Early Clinical Trials
Guthrie’s Clinical Research program was formally established as a centralized unit in July 1999. This was, however, merely the official consolidation of what had already been years of fertile clinical research activity.
With the support of Dr. Donald Guthrie and his wife’s uncle, Mr. Herbert Baker, the Donald Guthrie Foundation for Medical Research started in 1944. The Foundation’s support of medical research and its integration into medical treatments practiced at the Robert Packer Hospital and clinic drew some of the finest medical talent of the day to Guthrie including many gifted residents. When Professor and Mrs.
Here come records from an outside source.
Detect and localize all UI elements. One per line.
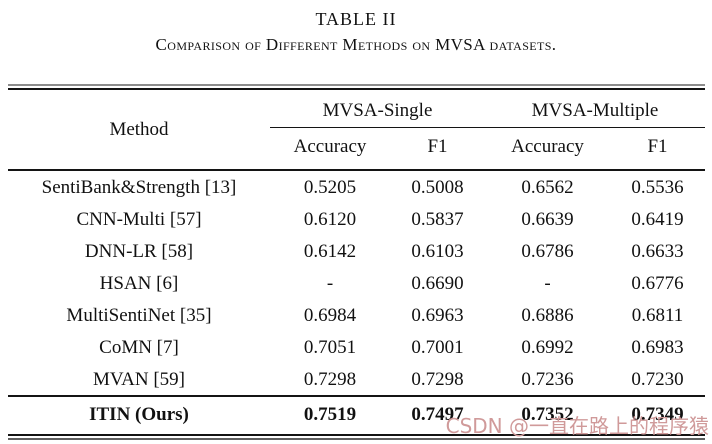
results-table-box: Method MVSA-Single MVSA-Multiple Accurac… bbox=[8, 84, 705, 440]
table-row: DNN-LR [58] 0.6142 0.6103 0.6786 0.6633 bbox=[8, 235, 705, 267]
value-cell: 0.7497 bbox=[390, 395, 485, 435]
table-header: Method MVSA-Single MVSA-Multiple Accurac… bbox=[8, 89, 705, 171]
value-cell: 0.7298 bbox=[411, 368, 464, 390]
value-cell: 0.7298 bbox=[303, 368, 357, 390]
value-cell: 0.5536 bbox=[631, 176, 684, 198]
value-cell: 0.7519 bbox=[270, 395, 390, 435]
value-cell: 0.7236 bbox=[521, 368, 574, 390]
table-row: MultiSentiNet [35] 0.6984 0.6963 0.6886 0.68… bbox=[8, 299, 705, 331]
column-group-mvsa-single: MVSA-Single bbox=[270, 89, 485, 128]
value-cell: 0.6886 bbox=[521, 304, 574, 326]
value-cell: 0.6103 bbox=[411, 240, 464, 262]
value-cell: 0.7352 bbox=[485, 395, 610, 435]
value-cell: - bbox=[326, 272, 334, 294]
table-row: ITIN (Ours) 0.7519 0.7497 0.7352 0.7349 bbox=[8, 395, 705, 435]
table-row: MVAN [59] 0.7298 0.7298 0.7236 0.7230 bbox=[8, 363, 705, 396]
method-cell: ITIN (Ours) bbox=[8, 395, 270, 435]
value-cell: 0.6419 bbox=[631, 208, 684, 230]
column-header-f1-single: F1 bbox=[390, 127, 485, 171]
value-cell: 0.5008 bbox=[411, 176, 464, 198]
results-table: Method MVSA-Single MVSA-Multiple Accurac… bbox=[8, 88, 705, 436]
method-cell: MVAN [59] bbox=[92, 368, 185, 390]
csdn-watermark: CSDN @一直在路上的程序猿 bbox=[445, 414, 709, 438]
column-header-method: Method bbox=[8, 89, 270, 171]
value-cell: 0.6776 bbox=[631, 272, 684, 294]
value-cell: 0.6142 bbox=[303, 240, 357, 262]
table-row: HSAN [6] - 0.6690 - 0.6776 bbox=[8, 267, 705, 299]
column-header-accuracy-single: Accuracy bbox=[270, 127, 390, 171]
value-cell: 0.7001 bbox=[411, 336, 464, 358]
method-cell: HSAN [6] bbox=[99, 272, 179, 294]
method-cell: CNN-Multi [57] bbox=[76, 208, 202, 230]
value-cell: 0.6633 bbox=[631, 240, 684, 262]
method-cell: CoMN [7] bbox=[99, 336, 179, 358]
table-row: CoMN [7] 0.7051 0.7001 0.6992 0.6983 bbox=[8, 331, 705, 363]
value-cell: 0.5205 bbox=[303, 176, 357, 198]
column-header-accuracy-multiple: Accuracy bbox=[485, 127, 610, 171]
value-cell: 0.7230 bbox=[631, 368, 684, 390]
column-group-mvsa-multiple: MVSA-Multiple bbox=[485, 89, 705, 128]
value-cell: 0.7051 bbox=[303, 336, 357, 358]
value-cell: 0.6690 bbox=[411, 272, 464, 294]
method-cell: DNN-LR [58] bbox=[84, 240, 194, 262]
table-title: Comparison of Different Methods on MVSA … bbox=[155, 35, 557, 54]
table-row: CNN-Multi [57] 0.6120 0.5837 0.6639 0.6419 bbox=[8, 203, 705, 235]
value-cell: - bbox=[544, 272, 551, 294]
table-caption: TABLE II Comparison of Different Methods… bbox=[0, 0, 712, 55]
group-header-row: Method MVSA-Single MVSA-Multiple bbox=[8, 89, 705, 171]
table-number: TABLE II bbox=[315, 9, 397, 29]
method-cell: MultiSentiNet [35] bbox=[66, 304, 212, 326]
table-body: SentiBank&Strength [13] 0.5205 0.5008 0.656… bbox=[8, 170, 705, 435]
value-cell: 0.6562 bbox=[521, 176, 574, 198]
value-cell: 0.7349 bbox=[610, 395, 705, 435]
value-cell: 0.6992 bbox=[521, 336, 574, 358]
value-cell: 0.6811 bbox=[631, 304, 684, 326]
value-cell: 0.6120 bbox=[303, 208, 357, 230]
value-cell: 0.6963 bbox=[411, 304, 464, 326]
column-header-f1-multiple: F1 bbox=[610, 127, 705, 171]
value-cell: 0.6786 bbox=[521, 240, 574, 262]
value-cell: 0.6983 bbox=[631, 336, 684, 358]
value-cell: 0.6984 bbox=[303, 304, 357, 326]
sub-header-row: Accuracy F1 Accuracy F1 bbox=[8, 127, 705, 171]
value-cell: 0.5837 bbox=[411, 208, 464, 230]
value-cell: 0.6639 bbox=[521, 208, 574, 230]
method-cell: SentiBank&Strength [13] bbox=[41, 176, 237, 198]
table-row: SentiBank&Strength [13] 0.5205 0.5008 0.656… bbox=[8, 170, 705, 203]
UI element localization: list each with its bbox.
Bretz of Cornell University — two very grateful patients — endowed the Foundation with a robust estate that was designated for research use, the Foundation attained the ability to pilot studies of such stature as to warrant application for funding from the National Institutes of Health.
Among the more notable studies performed at Guthrie are: Dr. Harry Probost’s work in sterilization technique; the Robert Packer Hospital Bacteriology Department’s studies proving the insufficiency of textile fabric to act as a protective barrier against body fluids and surgical liquids; work in prevention of surgical infection; and pulmonary hypertension research. Dr. William Sewell contributed a medical records system that encompassed evaluation, surgical documentation and follow-up with X-ray confirmation, a system readily accepted in the medical literature of the 1960s.
Before long, clinical research activity grew to such proportions as to require a dedicated facility. Today, Guthrie Clinical Research is located in the Foundation Building.